Je n’ai pas assez de recul pour le dire. Cela ne fait que deux mois qu’on utilise des instruments digitaux. Je pense qu’on pourra avoir une analyse correcte de cette situation dans quelques mois. De toutes façons cette crise nous oblige à repenser tous les projets en fonction de nouveaux instruments effectivement digitaux. Et d’avoir un regard un peu plus approfondi sur tous ces outils qui ont l’avantage de nous ouvrir sur d’autres audiences. Mais aussi qui ont le grand inconvénient de perdre un peu ce qui est l’essence de beaucoup de nos activités, à savoir le contact avec le public. Cela nous oblige, institutions culturelles et acteurs culturels, de réfléchir avec ces nouveaux instruments. De savoir mieux les utiliser. Et quelles en seront les limites, je crois que c’est une analyse qu’on fera dans quelques mois.
 

Quelles sont les conséquences de la digitalisation sur l’organisation, le fonctionnement, la structure des institutions culturelles et la coordination entre les différents départements ? Avez-vous employé un nouveau community manager pour faire face aux défis de la digitalisation ? 

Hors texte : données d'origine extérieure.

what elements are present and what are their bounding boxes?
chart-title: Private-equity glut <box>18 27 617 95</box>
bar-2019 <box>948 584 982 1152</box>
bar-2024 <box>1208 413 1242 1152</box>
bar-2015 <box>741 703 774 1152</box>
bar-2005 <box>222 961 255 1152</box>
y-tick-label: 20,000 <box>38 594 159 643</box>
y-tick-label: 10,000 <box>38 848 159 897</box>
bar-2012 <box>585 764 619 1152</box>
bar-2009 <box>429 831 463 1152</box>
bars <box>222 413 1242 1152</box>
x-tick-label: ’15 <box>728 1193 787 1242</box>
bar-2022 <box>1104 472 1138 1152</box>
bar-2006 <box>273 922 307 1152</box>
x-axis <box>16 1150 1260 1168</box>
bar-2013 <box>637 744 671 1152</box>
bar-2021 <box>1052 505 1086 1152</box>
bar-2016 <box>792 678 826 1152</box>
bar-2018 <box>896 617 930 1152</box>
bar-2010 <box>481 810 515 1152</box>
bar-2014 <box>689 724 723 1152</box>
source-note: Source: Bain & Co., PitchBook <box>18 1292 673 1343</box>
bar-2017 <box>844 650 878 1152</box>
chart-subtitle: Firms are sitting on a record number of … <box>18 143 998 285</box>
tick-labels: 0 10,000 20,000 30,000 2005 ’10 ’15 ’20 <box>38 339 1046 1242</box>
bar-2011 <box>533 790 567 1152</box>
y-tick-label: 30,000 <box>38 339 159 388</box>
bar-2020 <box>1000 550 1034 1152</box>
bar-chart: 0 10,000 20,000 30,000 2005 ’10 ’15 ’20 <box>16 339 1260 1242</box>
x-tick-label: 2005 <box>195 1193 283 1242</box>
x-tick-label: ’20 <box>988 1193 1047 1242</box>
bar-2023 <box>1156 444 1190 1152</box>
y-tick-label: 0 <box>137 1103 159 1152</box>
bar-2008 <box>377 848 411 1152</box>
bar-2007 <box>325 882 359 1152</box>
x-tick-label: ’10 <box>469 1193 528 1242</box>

Tout ce qui est digitalisation nous a permis de continuer à travailler, malgré le confinement. Tous les outils digitaux que nous avons pu utiliser pour le télétravail, pour le lancement de projets, l'ont été au niveau national. Nous n’avons pas employé un nouveau community manager : nous en avions déjà un, qui a travaillé de façon peut-être un petit peu plus intense, ces dernières semaines. Mais, pour le moment, le panorama n’a pas vraiment encore changé pour nous. Cette digitalisation nous a permis de pouvoir continuer les projets que nous avions en place. Concrètement, de ne pas arrêter de travailler pendant deux mois. Nos cours, par exemple, au Master de Photograhie ont pu continuer avec des classes à travers des plateformes digitales. On a continué à avoir nos réunions, à monter notre travail, on a pu télétravailler de façon tout à fait normale. Nous travaillons dans un secteur où justement, ce télétravail, nous a permis de pouvoir continuer exactement à un rythme habituel. Et nous avons créé de nouveaux projets digitaux : nous allons faire plusieurs projets à travers la Web, et certaines expositions vont être 100% digitales. Nous maintenons et comptons maintenir tout un côté de présence et de rencontre entre le public, les œuvres et le travail artistique.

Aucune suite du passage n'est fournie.